Property knowing Typical code intelligence
Deterministic output Same source = same hash, always Non-deterministic or undefined
Tamper detection Hash recomputation from content None
Point-in-time proof Merkle proof (72us, 3KB, offline) Not possible
Full integrity check knowing fsck (98ms) Not available
History Snapshot chain tied to git commits Ephemeral; regenerated each session
Provenance Every edge records how it was discovered Metadata, if any
Graph completeness Every edge has both endpoints; knowing fsck reports 0 errors No verification mechanism

Graph Completeness

knowing's graph is provably complete: every edge has both a source node and a target node. This is enforced by phantom external nodes, which represent stdlib and external symbols that are never indexed. The Go tree-sitter extractor creates phantom nodes at extraction time for inferred stdlib targets. The LSP enricher creates phantom nodes in a post-enrichment sweep for any remaining dangling targets.

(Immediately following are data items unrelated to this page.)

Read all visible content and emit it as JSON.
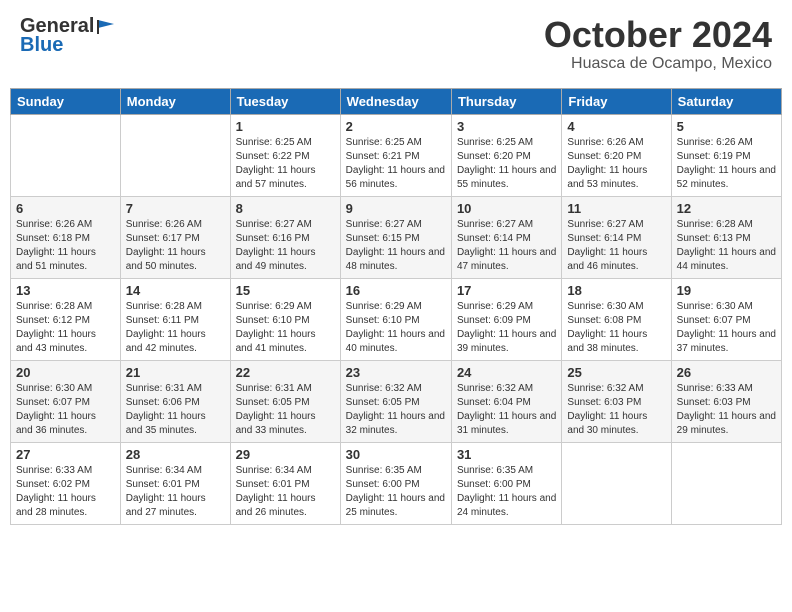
{
  "header": {
    "logo": {
      "general": "General",
      "blue": "Blue"
    },
    "title": "October 2024",
    "location": "Huasca de Ocampo, Mexico"
  },
  "weekdays": [
    "Sunday",
    "Monday",
    "Tuesday",
    "Wednesday",
    "Thursday",
    "Friday",
    "Saturday"
  ],
  "weeks": [
    [
      {
        "day": "",
        "info": ""
      },
      {
        "day": "",
        "info": ""
      },
      {
        "day": "1",
        "info": "Sunrise: 6:25 AM\nSunset: 6:22 PM\nDaylight: 11 hours and 57 minutes."
      },
      {
        "day": "2",
        "info": "Sunrise: 6:25 AM\nSunset: 6:21 PM\nDaylight: 11 hours and 56 minutes."
      },
      {
        "day": "3",
        "info": "Sunrise: 6:25 AM\nSunset: 6:20 PM\nDaylight: 11 hours and 55 minutes."
      },
      {
        "day": "4",
        "info": "Sunrise: 6:26 AM\nSunset: 6:20 PM\nDaylight: 11 hours and 53 minutes."
      },
      {
        "day": "5",
        "info": "Sunrise: 6:26 AM\nSunset: 6:19 PM\nDaylight: 11 hours and 52 minutes."
      }
    ],
    [
      {
        "day": "6",
        "info": "Sunrise: 6:26 AM\nSunset: 6:18 PM\nDaylight: 11 hours and 51 minutes."
      },
      {
        "day": "7",
        "info": "Sunrise: 6:26 AM\nSunset: 6:17 PM\nDaylight: 11 hours and 50 minutes."
      },
      {
        "day": "8",
        "info": "Sunrise: 6:27 AM\nSunset: 6:16 PM\nDaylight: 11 hours and 49 minutes."
      },
      {
        "day": "9",
        "info": "Sunrise: 6:27 AM\nSunset: 6:15 PM\nDaylight: 11 hours and 48 minutes."
      },
      {
        "day": "10",
        "info": "Sunrise: 6:27 AM\nSunset: 6:14 PM\nDaylight: 11 hours and 47 minutes."
      },
      {
        "day": "11",
        "info": "Sunrise: 6:27 AM\nSunset: 6:14 PM\nDaylight: 11 hours and 46 minutes."
      },
      {
        "day": "12",
        "info": "Sunrise: 6:28 AM\nSunset: 6:13 PM\nDaylight: 11 hours and 44 minutes."
      }
    ],
    [
      {
        "day": "13",
        "info": "Sunrise: 6:28 AM\nSunset: 6:12 PM\nDaylight: 11 hours and 43 minutes."
      },
      {
        "day": "14",
        "info": "Sunrise: 6:28 AM\nSunset: 6:11 PM\nDaylight: 11 hours and 42 minutes."
      },
      {
        "day": "15",
        "info": "Sunrise: 6:29 AM\nSunset: 6:10 PM\nDaylight: 11 hours and 41 minutes."
      },
      {
        "day": "16",
        "info": "Sunrise: 6:29 AM\nSunset: 6:10 PM\nDaylight: 11 hours and 40 minutes."
      },
      {
        "day": "17",
        "info": "Sunrise: 6:29 AM\nSunset: 6:09 PM\nDaylight: 11 hours and 39 minutes."
      },
      {
        "day": "18",
        "info": "Sunrise: 6:30 AM\nSunset: 6:08 PM\nDaylight: 11 hours and 38 minutes."
      },
      {
        "day": "19",
        "info": "Sunrise: 6:30 AM\nSunset: 6:07 PM\nDaylight: 11 hours and 37 minutes."
      }
    ],
    [
      {
        "day": "20",
        "info": "Sunrise: 6:30 AM\nSunset: 6:07 PM\nDaylight: 11 hours and 36 minutes."
      },
      {
        "day": "21",
        "info": "Sunrise: 6:31 AM\nSunset: 6:06 PM\nDaylight: 11 hours and 35 minutes."
      },
      {
        "day": "22",
        "info": "Sunrise: 6:31 AM\nSunset: 6:05 PM\nDaylight: 11 hours and 33 minutes."
      },
      {
        "day": "23",
        "info": "Sunrise: 6:32 AM\nSunset: 6:05 PM\nDaylight: 11 hours and 32 minutes."
      },
      {
        "day": "24",
        "info": "Sunrise: 6:32 AM\nSunset: 6:04 PM\nDaylight: 11 hours and 31 minutes."
      },
      {
        "day": "25",
        "info": "Sunrise: 6:32 AM\nSunset: 6:03 PM\nDaylight: 11 hours and 30 minutes."
      },
      {
        "day": "26",
        "info": "Sunrise: 6:33 AM\nSunset: 6:03 PM\nDaylight: 11 hours and 29 minutes."
      }
    ],
    [
      {
        "day": "27",
        "info": "Sunrise: 6:33 AM\nSunset: 6:02 PM\nDaylight: 11 hours and 28 minutes."
      },
      {
        "day": "28",
        "info": "Sunrise: 6:34 AM\nSunset: 6:01 PM\nDaylight: 11 hours and 27 minutes."
      },
      {
        "day": "29",
        "info": "Sunrise: 6:34 AM\nSunset: 6:01 PM\nDaylight: 11 hours and 26 minutes."
      },
      {
        "day": "30",
        "info": "Sunrise: 6:35 AM\nSunset: 6:00 PM\nDaylight: 11 hours and 25 minutes."
      },
      {
        "day": "31",
        "info": "Sunrise: 6:35 AM\nSunset: 6:00 PM\nDaylight: 11 hours and 24 minutes."
      },
      {
        "day": "",
        "info": ""
      },
      {
        "day": "",
        "info": ""
      }
    ]
  ]
}
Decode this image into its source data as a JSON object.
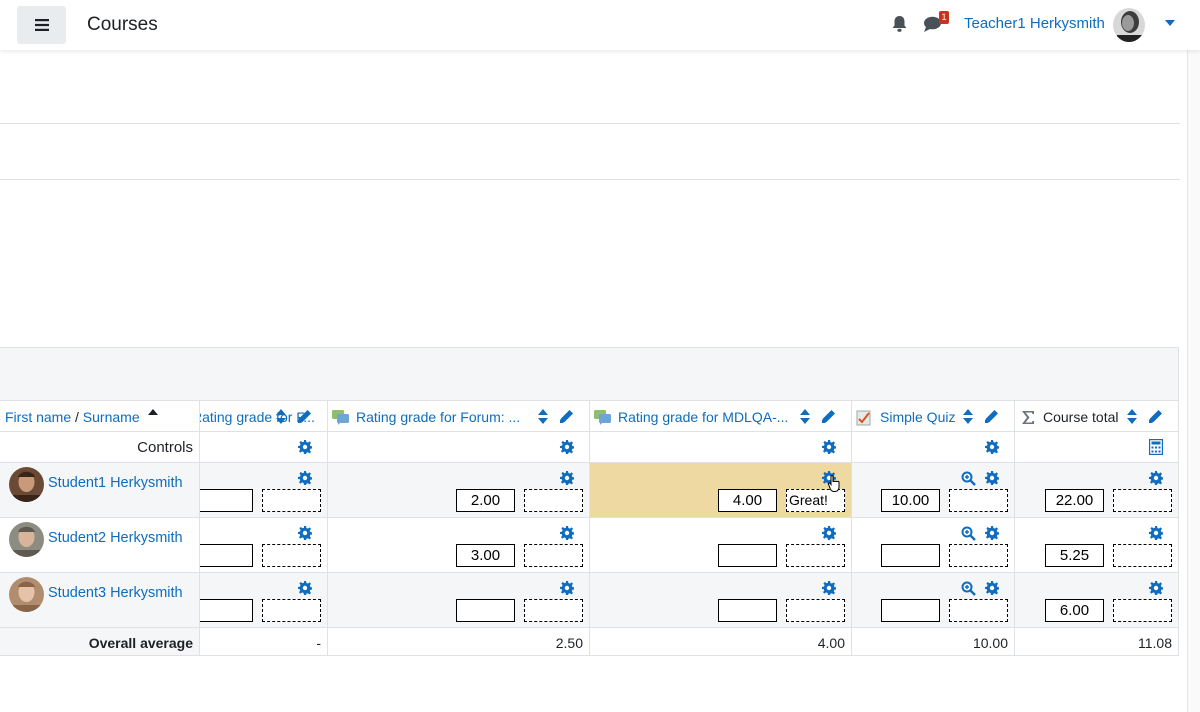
{
  "header": {
    "menu_icon": "hamburger-icon",
    "title": "Courses",
    "notification_icon": "bell-icon",
    "messages_icon": "chat-icon",
    "messages_badge": "1",
    "user_name": "Teacher1 Herkysmith"
  },
  "grader": {
    "columns": {
      "name": {
        "first": "First name",
        "separator": " / ",
        "surname": "Surname"
      },
      "col1": {
        "title": "Rating grade for F..."
      },
      "col2": {
        "title": "Rating grade for Forum: ..."
      },
      "col3": {
        "title": "Rating grade for MDLQA-..."
      },
      "col4": {
        "title": "Simple Quiz"
      },
      "col5": {
        "title": "Course total"
      }
    },
    "controls_label": "Controls",
    "students": [
      {
        "name": "Student1 Herkysmith",
        "grades": [
          "",
          "2.00",
          "4.00",
          "10.00",
          "22.00"
        ],
        "feedback": [
          "",
          "",
          "Great!",
          "",
          ""
        ]
      },
      {
        "name": "Student2 Herkysmith",
        "grades": [
          "",
          "3.00",
          "",
          "",
          "5.25"
        ],
        "feedback": [
          "",
          "",
          "",
          "",
          ""
        ]
      },
      {
        "name": "Student3 Herkysmith",
        "grades": [
          "",
          "",
          "",
          "",
          "6.00"
        ],
        "feedback": [
          "",
          "",
          "",
          "",
          ""
        ]
      }
    ],
    "overall": {
      "label": "Overall average",
      "values": [
        "-",
        "2.50",
        "4.00",
        "10.00",
        "11.08"
      ]
    },
    "colors": {
      "link": "#0f6cbf",
      "highlight": "#efd9a3"
    }
  }
}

The result: knowing fsck on a correctly indexed repo reports 0 errors. This is a property no other code intelligence tool can state, because no other tool has a mechanism to verify it. Tools that do not run an integrity check cannot know whether their graph has dangling references; tools that do run an integrity check and suppress errors are accepting corruption silently. knowing's fsck is the verification layer, and 0 errors is the passing bar.

Performance

Operation Latency What it verifies
Proof generation 72us One specific edge exists in a snapshot
Proof verification 1.2us The proof is cryptographically valid
knowing fsck ~100ms Entire graph integrity (6K+ nodes, 50K+ edges on knowing)
Snapshot diff 6us Which packages changed between two snapshots
Snapshot chain walk O(N) snapshots, O(packages) per diff When a relationship first appeared

All operations are fast enough for interactive use, CI pipelines, and batch audit workflows.

Limitations

  • Proof of absence is supported. Use knowing prove-absent to generate a cryptographic proof that an edge does NOT exist. The proof uses adjacent sorted leaves from the Merkle tree; both neighbor inclusion proofs are verifiable offline against the same root.
  • Cross-snapshot proofs require one proof per snapshot. To prove a relationship persisted from Tuesday to Friday, you need proofs from both snapshots.
  • Proofs verify identity, not semantic correctness. A proof confirms the edge hash is in the tree. It does not confirm the extractor correctly identified the relationship in the source code. Correctness depends on the extraction pipeline.
  • Analyzer version affects determinism. Different extractor versions may produce different edge sets from the same source. Snapshot determinism holds only when the analyzer version is fixed.